SEJARAH, WacanaNews.co.id — Joost atau Josef Mustika merupakan mantan serdadu Koninklijk Nederlandsch-Indische Leger (KNIL) atau yang dikenal Tentara Kerajaan Hindia Belanda yang kemudian bergabung dalam Angkatan Perang Republik Indonesia Serikat (APRIS). Dan sebelum meninggal dunia pada Mei 2006, Joost sempat menuliskan pengakuannya yang dilangsir dari potret sejarah indonesia.

“Saya menempuh tiga masa yang krusial dalam kehidupan saya, yaitu: masa tenggelam di dalam kegelapan, yang didominasi oleh upaya bertahan hidup semata-mata sebagai manusia; masa penemuan kembali apa yang hilang atau tidak tampak di kegelapan itu, disusul dengan kesadaran disertai penyesalan yang mendalam, dan tumbuhnya keyakinan yang berangsur-angsur mantap; masa pengabdian total yang telah berlangsung selama 45 tahun.”

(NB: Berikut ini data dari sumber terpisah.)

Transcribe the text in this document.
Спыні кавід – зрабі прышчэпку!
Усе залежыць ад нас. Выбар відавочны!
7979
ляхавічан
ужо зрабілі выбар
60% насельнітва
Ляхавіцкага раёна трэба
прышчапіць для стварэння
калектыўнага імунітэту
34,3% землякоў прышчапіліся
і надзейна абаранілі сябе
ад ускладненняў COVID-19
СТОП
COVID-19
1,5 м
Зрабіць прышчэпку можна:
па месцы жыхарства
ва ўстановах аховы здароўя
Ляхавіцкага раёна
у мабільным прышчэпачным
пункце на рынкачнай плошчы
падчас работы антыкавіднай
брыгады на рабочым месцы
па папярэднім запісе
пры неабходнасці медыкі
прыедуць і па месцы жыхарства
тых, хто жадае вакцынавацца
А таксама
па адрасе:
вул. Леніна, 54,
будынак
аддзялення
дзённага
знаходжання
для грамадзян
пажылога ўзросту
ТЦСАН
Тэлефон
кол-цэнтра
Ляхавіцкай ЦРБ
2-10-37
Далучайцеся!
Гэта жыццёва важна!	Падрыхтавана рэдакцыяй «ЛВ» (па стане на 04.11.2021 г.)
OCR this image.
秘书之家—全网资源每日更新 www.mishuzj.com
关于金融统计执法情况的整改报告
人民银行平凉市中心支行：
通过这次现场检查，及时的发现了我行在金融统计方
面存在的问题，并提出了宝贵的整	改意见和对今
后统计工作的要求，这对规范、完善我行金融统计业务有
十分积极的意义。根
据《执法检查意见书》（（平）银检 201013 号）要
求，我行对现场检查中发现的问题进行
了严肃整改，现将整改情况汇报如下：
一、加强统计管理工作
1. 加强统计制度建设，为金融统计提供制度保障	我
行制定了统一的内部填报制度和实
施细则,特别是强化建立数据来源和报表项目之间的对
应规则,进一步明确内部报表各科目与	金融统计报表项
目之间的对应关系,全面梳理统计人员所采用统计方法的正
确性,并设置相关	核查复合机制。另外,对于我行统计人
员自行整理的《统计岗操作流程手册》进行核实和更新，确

Diketahui, mulai dari buyut hingga ayah Joost adalah serdadu KNIL, hingga dirinya pun mendapat sebutan sebagai ‘anak kolong’. Sebuah penyebutan untuk anak-anak tentara KNIL yang hidup di tangsi-tangsi militer. Penyebutan ini juga dikarenakan oleh sempitnya kondisi tangsi yang menyebabkan anak-anak para serdadu ini tidur dan bermain di kolong tempat tidur orang tua mereka.

Sebagai bekas serdadu KNIL, masuk menjadi bagian dari APRIS adalah bukan hal yang mudah bagi kebanyakan anggota KNIL. Apalagi APRIS ketika itu berkekuatan inti dari TNI.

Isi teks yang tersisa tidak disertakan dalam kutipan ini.